I’ve long been a fan of taking classes to learn new skills, and working to improve my life by building better habits. After seven years of studying improvisational theater, I can point to so many ways it has helped develop every areas of my life. And made my life better. Enormously better! Like my world changed from mono to stereo! It all started with taking Improv Classes, and after years of practicing and playing, it’s about living the Improv Life!
Here are my Top 10 Life Enhancing Habits I’ve Learned From Taking Improv Classes & Living the Improv Life:
#10 – Laughter. All the fun games and scenes, in so many classes over the years. So much joy and silliness in shows. Fun writing scripted pieces, and how well making top ten lists of everything jumpstarts my creativity for writing. I now notice happy moments in general, too – like at Costco when Darrell the fish monger whoops aloud, and customers whoop back, one of them a child – and I’m more inclined to join in.
#9 – Deeply Felt Moments. There are serious moments within almost all improv shows, even though they are also very funny. The connection of this art to what is truly important in life. Here’s a line of Shana Merlin (Merlin Works)’s from a show several years back which I still adore: “Our lives are like Sanka! We keep adding things, and it doesn’t get any better!”
#8 – Playing Dress Up! I adore dressing up to be in an Improv show, or even to simply to attend a show for that matter! Everything from buying Luis (my husband and fellow improvisor) a skipper hat because his troupe Dumbasses was presenting an award at the 2013 TITies (The Institution Theater = TIT… get it?) Award Ceremony, to having a place where I can wear the really gigantic fascinator (the blue one with rhinestones) and fit in socially. That’s how the Improv community and The Institution Theater rolls! I’ve tried wearing that same fascinator to The State Theater, but it just wasn’t the same.
#7 – Variety. I always having a lot of different shows to choose from. Some weekends it’s not even possible to see everything I want to, for sheer lack of time. This is the Golden Age of Improv, especially in Austin, Texas! So much talent, so much strong work. The improvisors in Austin are astounding!
#6 – The Community. The Improv community in Austin is made up of different people from different walks of life. One of the main things to note is how broad the age bracket of this community is. My husband Luis I have made friends with people, and then discovered that they attended high school with our eldest son! And another guy we met through Improv used to work at Les Amis, the old restaurant we worked at back in the 80’s when we were in college. And there was another fella that was in a punk band we used to go see at Raul’s! There are college students in this community up through people who are 60+! When you enter the Improv community you will never lack new, unique friends!
#5 – The Kindness and Generosity of the Improv Community. Every day, improvisors who want supportive words, help moving something, help make things or to work on an upcoming show, can ask for what they need and the response from the community will arise immediately! If they are in need, they will receive the help they have asked for. These are people who like each other. It is so wholesome to be around this kind of energy.

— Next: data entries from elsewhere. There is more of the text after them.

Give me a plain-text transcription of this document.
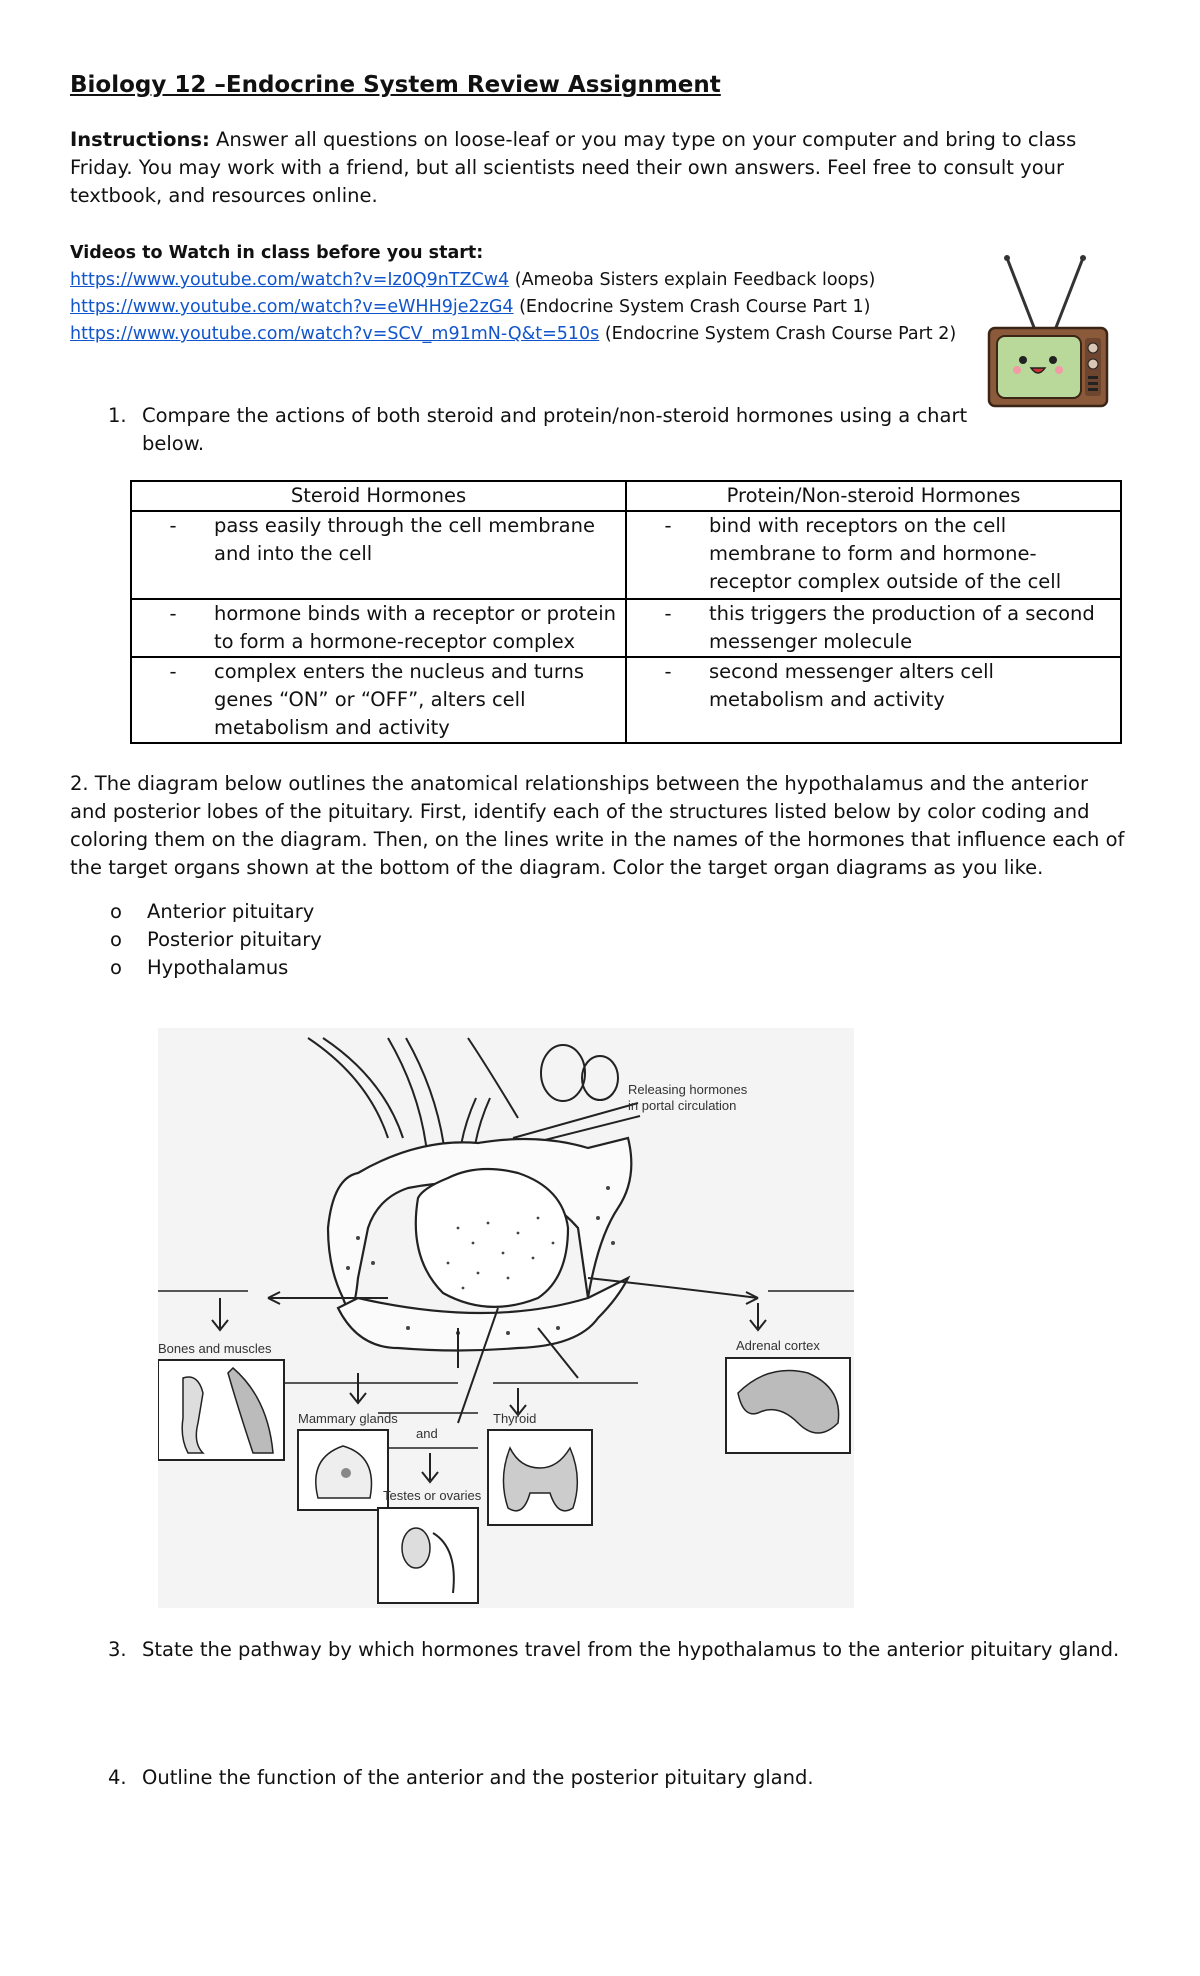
Biology 12 –Endocrine System Review Assignment

Instructions: Answer all questions on loose-leaf or you may type on your computer and bring to class Friday. You may work with a friend, but all scientists need their own answers. Feel free to consult your textbook, and resources online.

Videos to Watch in class before you start:
https://www.youtube.com/watch?v=Iz0Q9nTZCw4 (Ameoba Sisters explain Feedback loops)
https://www.youtube.com/watch?v=eWHH9je2zG4 (Endocrine System Crash Course Part 1)
https://www.youtube.com/watch?v=SCV_m91mN-Q&t=510s (Endocrine System Crash Course Part 2)

1. Compare the actions of both steroid and protein/non-steroid hormones using a chart below.

Steroid Hormones	Protein/Non-steroid Hormones

- pass easily through the cell membrane and into the cell	- bind with receptors on the cell membrane to form and hormone-receptor complex outside of the cell

- hormone binds with a receptor or protein to form a hormone-receptor complex	- this triggers the production of a second messenger molecule

- complex enters the nucleus and turns genes “ON” or “OFF”, alters cell metabolism and activity	- second messenger alters cell metabolism and activity

2. The diagram below outlines the anatomical relationships between the hypothalamus and the anterior and posterior lobes of the pituitary. First, identify each of the structures listed below by color coding and coloring them on the diagram. Then, on the lines write in the names of the hormones that influence each of the target organs shown at the bottom of the diagram. Color the target organ diagrams as you like.

o	Anterior pituitary
o	Posterior pituitary
o	Hypothalamus
Releasing hormones
in portal circulation
Bones and muscles
Mammary glands
and
Testes or ovaries
Thyroid
Adrenal cortex

3. State the pathway by which hormones travel from the hypothalamus to the anterior pituitary gland.

4. Outline the function of the anterior and the posterior pituitary gland.
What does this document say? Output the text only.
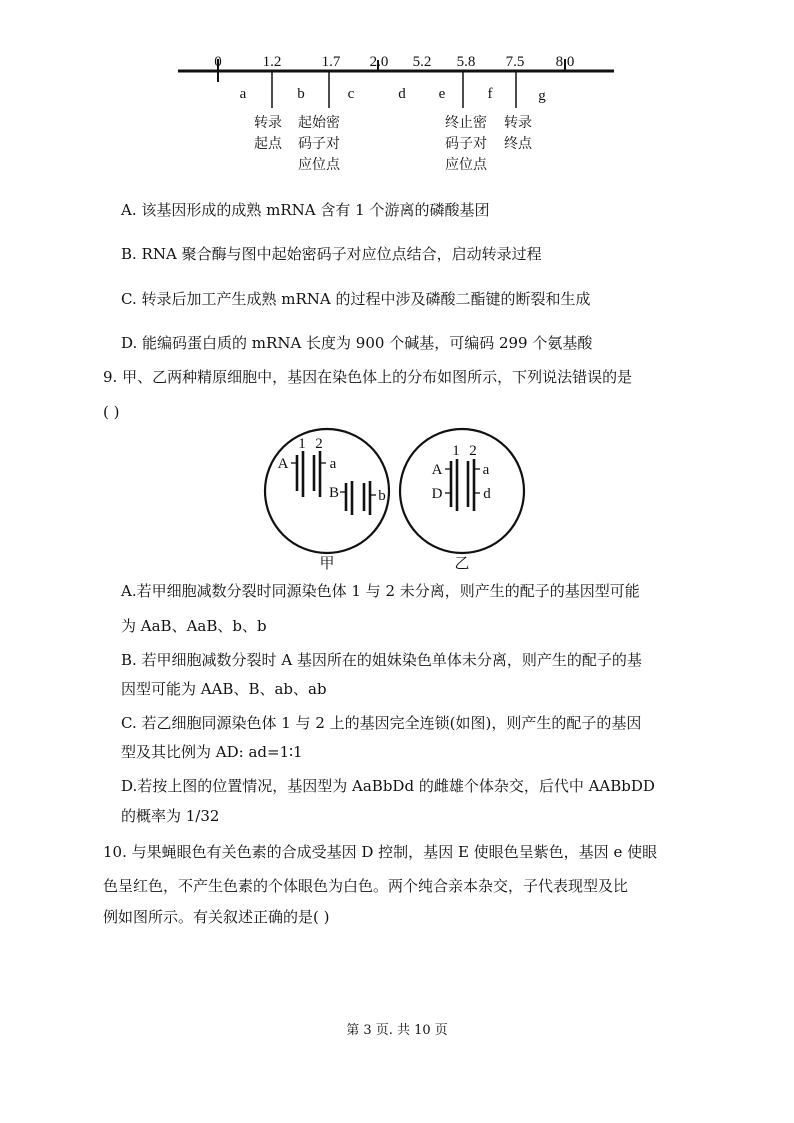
0	1.2	1.7 2.0 5.2 5.8 7.5 8.0
a	b	c	d e	f	g
转录
起点
起始密
码子对
应位点
终止密
码子对
应位点
转录
终点
A. 该基因形成的成熟 mRNA 含有 1 个游离的磷酸基团
B. RNA 聚合酶与图中起始密码子对应位点结合，启动转录过程
C. 转录后加工产生成熟 mRNA 的过程中涉及磷酸二酯键的断裂和生成
D. 能编码蛋白质的 mRNA 长度为 900 个碱基，可编码 299 个氨基酸
9. 甲、乙两种精原细胞中，基因在染色体上的分布如图所示，下列说法错误的是
( )
1 2
A	a
B	b
甲
1 2
A	a
D	d
乙
A.若甲细胞减数分裂时同源染色体 1 与 2 未分离，则产生的配子的基因型可能
为 AaB、AaB、b、b
B. 若甲细胞减数分裂时 A 基因所在的姐妹染色单体未分离，则产生的配子的基
因型可能为 AAB、B、ab、ab
C. 若乙细胞同源染色体 1 与 2 上的基因完全连锁(如图)，则产生的配子的基因
型及其比例为 AD: ad=1∶1
D.若按上图的位置情况，基因型为 AaBbDd 的雌雄个体杂交，后代中 AABbDD
的概率为 1/32
10. 与果蝇眼色有关色素的合成受基因 D 控制，基因 E 使眼色呈紫色，基因 e 使眼
色呈红色，不产生色素的个体眼色为白色。两个纯合亲本杂交，子代表现型及比
例如图所示。有关叙述正确的是( )
第 3 页. 共 10 页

#4 – A New Awareness of Fun. In my house, I am now more aware of opportunities for fun, and ways to play with my family. When something nice happens, I dance for a long time, like a sparkly unicorn glitter rainbow!
#3 – New Ways to Engage My Mom. With my aging mother, who lives with profound dementia, I now have new ways to connect with her in an engaging and playful way. For example, she gets vicious about cars parked in the loading zone at her care facility: “I want to slash their tires!” Before improv, I used to say, “now, I’m sure they’ll be back in a minute, that they have some good reason” etc. And she’d just get angrier. Now I say, “Let’s slash their tires, and put a bumper sticker on their car that says, ‘Democratic Socialism? Yes, please’.” This makes her laugh, and stop being angry.
#2 – Body Awareness. The physicality of improv has made me more aware of my body, such that I’m now exploring new ways to move, slowly and with an emotionally open heart, through my household chores. Improv is my new yoga!
#1 – Improv Helps My Focus, Energy and Authenticity. Improv and the physicality of the art form has helped me start connecting to others with more focus and energy, while remaining authentic. I’m aware, at a kind of exacto-knife level, of tiny physical responses to whatever’s going on – like a mouth movement, or even just an inhale of breath. I can follow that physical movement to find the emotional underpinning to it, and decide what I want to do with that, in ordinary life as well as in Improv scenes.
So there it is. Art is a powerful source for good, in all the ways! This list only begins to chart what’s happened in my life since Improv entered into it.
The motto of The Institution Theater is “Get Committed.” I’m doing that. I’ll be developing my improv skills for the rest of my life, and doing all I can to help the improv community in Austin thrive!